🤖 AI Summary
High penetration of distributed energy resources (DERs) exacerbates grid resilience deficiencies while concurrently increasing cybersecurity vulnerabilities.
Method: This study proposes a trusted Internet-of-Things (IoT)-enabled local electricity market framework. It innovatively integrates quantitative IoT device trust modeling with local market mechanisms, establishing a collaborative architecture supporting distributed situational awareness, dynamic trust evaluation, and decentralized autonomous decision-making. End-to-end closed-loop validation is conducted via hardware-in-the-loop (HIL) and high-fidelity hybrid simulation.

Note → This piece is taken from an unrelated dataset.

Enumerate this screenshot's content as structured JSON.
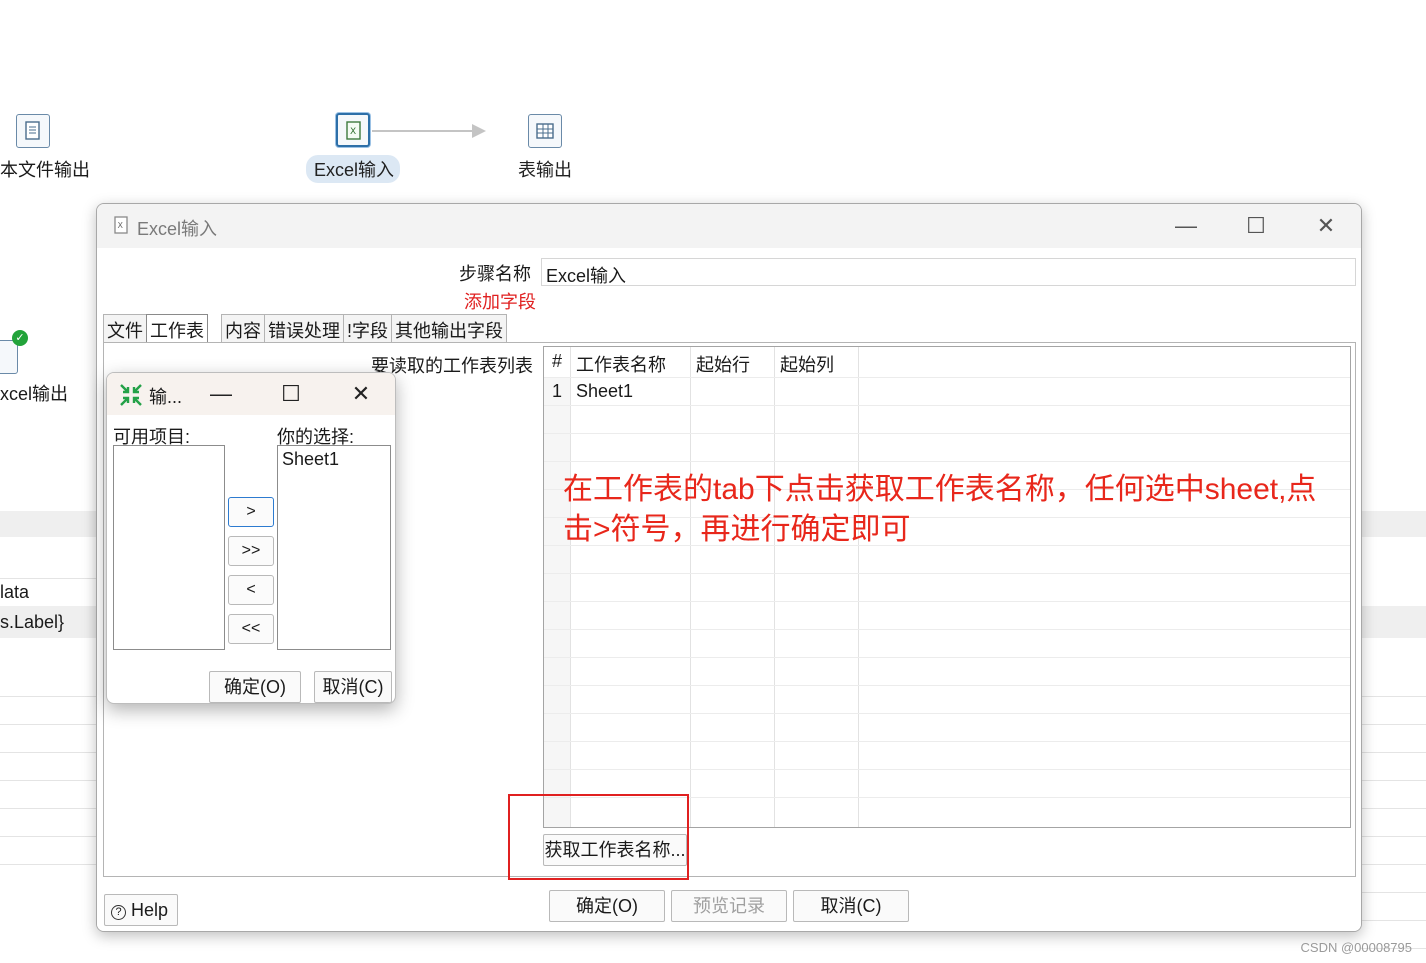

Contribution/Results: The framework enables localized, resilient responses under diverse cyberattacks—achieving autonomous resource dispatch and fault mitigation without reliance on the main grid. It significantly reduces main-grid control burden, improves energy utilization efficiency, and enhances system security. By unifying trust-aware IoT coordination with local market operations, it delivers a practical, implementable pathway toward resilient, self-governing next-generation power systems.
📝 Abstract
The electricity grid has evolved from a physical system to a cyber-physical system with digital devices that perform measurement, control, communication, computation, and actuation. The increased penetration of distributed energy resources (DERs) including renewable generation, flexible loads, and storage provides extraordinary opportunities for improvements in efficiency and sustainability. However, they can introduce new vulnerabilities in the form of cyberattacks, which can cause significant challenges in ensuring grid resilience. We propose a framework in this paper for achieving grid resilience through suitably coordinated assets including a network of Internet of Things (IoT) devices. A local electricity market is proposed to identify trustable assets and carry out this coordination. Situational Awareness (SA) of locally available DERs with the ability to inject power or reduce consumption is enabled by the market, together with a monitoring procedure for their trustability and commitment. With this SA, we show that a variety of cyberattacks can be mitigated using local trustable resources without stressing the bulk grid. Multiple demonstrations are carried out using a high-fidelity co-simulation platform, real-time hardware-in-the-loop validation, and a utility-friendly simulator.